Edit: including some debug info to the question. I added a print statement just before adding the per block sum (shared_mem[0]
)to the cluster_sum
. The per block sum seem to be all correct (32). However when I print the final cluster just before adding it to the total sum, it is not correct. Expected value of cluster_sum
is 128, but I see 64. Seems the block sum is not properly accumulated to the cluster sum.
Another interesting point I observed is that if I just change the input datatype to int
from float
, the code works completely fine and passes the output check.
Edit: I run the code. It looks that atomicAdd does not work correctly on float. I add several printf to the original codes.
The issue reported here appears to be a defect in CUDA prior to 12.3, related to distributed shared memory atomics on float
or double
type. The issue should be resolved by updating to CUDA 12.3.
As an alternative "verification" or "workaround", the data type can be changed from float
to eg. int
in the provided code, and the code behavior should be correct, even on CUDA 12.0
Example of that case on CUDA 12.0:
$ cat t21.cu
#include <stdio.h>
#include <cooperative_groups.h>
#define CLUSTER_SIZE 4
#define BLOCK_SIZE 32
namespace cg = cooperative_groups;
using mt=int;
__global__ void __cluster_dims__(CLUSTER_SIZE, 1, 1)
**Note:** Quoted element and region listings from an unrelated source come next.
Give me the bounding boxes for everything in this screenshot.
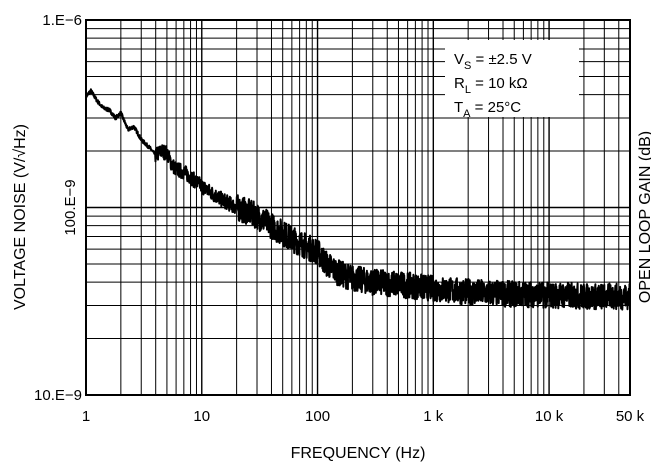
legend-entry: RL = 10 kΩ (454, 75, 528, 96)
legend-value: = ±2.5 V (471, 51, 531, 68)
legend-entry: TA = 25°C (454, 99, 521, 120)
y-axis-title: VOLTAGE NOISE (V/√Hz) (12, 124, 29, 310)
legend-value: = 10 kΩ (471, 75, 528, 92)
x-tick-label: 100 (305, 408, 330, 425)
legend-value: = 25°C (471, 99, 522, 116)
y-tick-label: 10.E−9 (34, 387, 82, 404)
x-tick-label: 10 (193, 408, 210, 425)
x-tick-label: 50 k (616, 408, 645, 425)
y-tick-label: 100.E−9 (62, 179, 79, 235)
x-axis-title: FREQUENCY (Hz) (291, 445, 426, 462)
series-layer (85, 88, 631, 311)
legend-subscript: L (465, 84, 471, 96)
x-tick-label: 1 k (423, 408, 444, 425)
plot-frame (85, 19, 631, 396)
grid (86, 20, 630, 395)
legend-symbol: V (454, 51, 464, 68)
y-tick-labels: 1.E−6 100.E−9 10.E−9 (34, 12, 82, 404)
y-tick-label: 1.E−6 (42, 12, 82, 29)
legend-subscript: A (463, 108, 471, 120)
x-tick-label: 1 (82, 408, 90, 425)
right-axis-title: OPEN LOOP GAIN (dB) (637, 131, 651, 303)
legend-entry: VS = ±2.5 V (454, 51, 532, 72)
legend-subscript: S (464, 60, 471, 72)
x-tick-labels: 1 10 100 1 k 10 k 50 k (82, 408, 645, 425)
legend-symbol: R (454, 75, 465, 92)
x-tick-label: 10 k (535, 408, 564, 425)
legend-background (445, 40, 579, 117)
legend-box: VS = ±2.5 V RL = 10 kΩ TA = 25°C (445, 40, 579, 120)
noise-series-line (85, 88, 631, 311)
legend-symbol: T (454, 99, 463, 116)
cluster_reduce_sum(int n, mt *arr, mt *sum)
{
__shared__ mt shared_mem[BLOCK_SIZE];
__shared__ mt cluster_sum;
cluster_sum = 0;
cg::cluster_group cluster = cg::this_cluster();
unsigned int cluster_block_rank = cluster.block_rank();
unsigned int cluster_size = cluster.dim_blocks().x;
const int idx = blockIdx.x * blockDim.x + threadIdx.x;
shared_mem[threadIdx.x] = 0;
if (idx < n) {
shared_mem[threadIdx.x] = arr[idx];
}
__syncthreads();
for (int offset = BLOCK_SIZE / 2; offset; offset /= 2) {
if (threadIdx.x < offset) {
shared_mem[threadIdx.x] += shared_mem[threadIdx.x + offset];
}
__syncthreads();
}
cluster.sync();
if (threadIdx.x == 0) {
atomicAdd(cluster.map_shared_rank(&cluster_sum, 0), shared_mem[0]);
}
cluster.sync();
if (threadIdx.x == 0 && cluster_block_rank == 0) {
atomicAdd(sum, cluster_sum);
}
cluster.sync();
}
int main(int argc, char* argv[]) {
int n = 128;
if (argc > 1) {
n = atoi(argv[1]);
}
mt *h_arr, *h_sum, sum;
h_arr = (mt*) malloc(n * sizeof(float));
h_sum = (mt*) malloc(sizeof(float));
//int upper = 1024, lower = -1024;
sum = 0;
for(int i = 0; i < n; i++)
{
h_arr[i] = 1;
sum += h_arr[i];
}
mt *d_arr, *d_sum;
cudaMalloc(&d_arr, n * sizeof(mt));
cudaMalloc(&d_sum, sizeof(mt));
cudaMemcpy(d_arr, h_arr, n * sizeof(mt), cudaMemcpyHostToDevice);
//int num_clusters = ceil ((float)n / (CLUSTER_SIZE * BLOCK_SIZE)) + 1;
int num_clusters = 1;
cluster_reduce_sum <<< CLUSTER_SIZE * num_clusters, BLOCK_SIZE >>> (n, d_arr, d_sum);
cudaError_t error = cudaGetLastError();
if(error != cudaSuccess)
{
printf("CUDA error: %s\n", cudaGetErrorString(error));
return -1;
}
cudaMemcpy(h_sum, d_sum, sizeof(mt), cudaMemcpyDeviceToHost);
if (*h_sum != sum) {
printf("Kernel incorrect: %f vs %f\n", (float)sum, (float)(*h_sum));
}
return 0;
}
$ nvcc --version
nvcc: NVIDIA (R) Cuda compiler driver
Copyright (c) 2005-2023 NVIDIA Corporation
Built on Fri_Jan__6_16:45:21_PST_2023
Cuda compilation tools, release 12.0, V12.0.140
Build cuda_12.0.r12.0/compiler.32267302_0
$ nvcc -o t21 t21.cu -arch=sm_90
$ compute-sanitizer ./t21
========= COMPUTE-SANITIZER
========= ERROR SUMMARY: 0 errors
$
(4112521)
(The num_clusters
calculation was also incorrect, but that did not materially affect the observation.)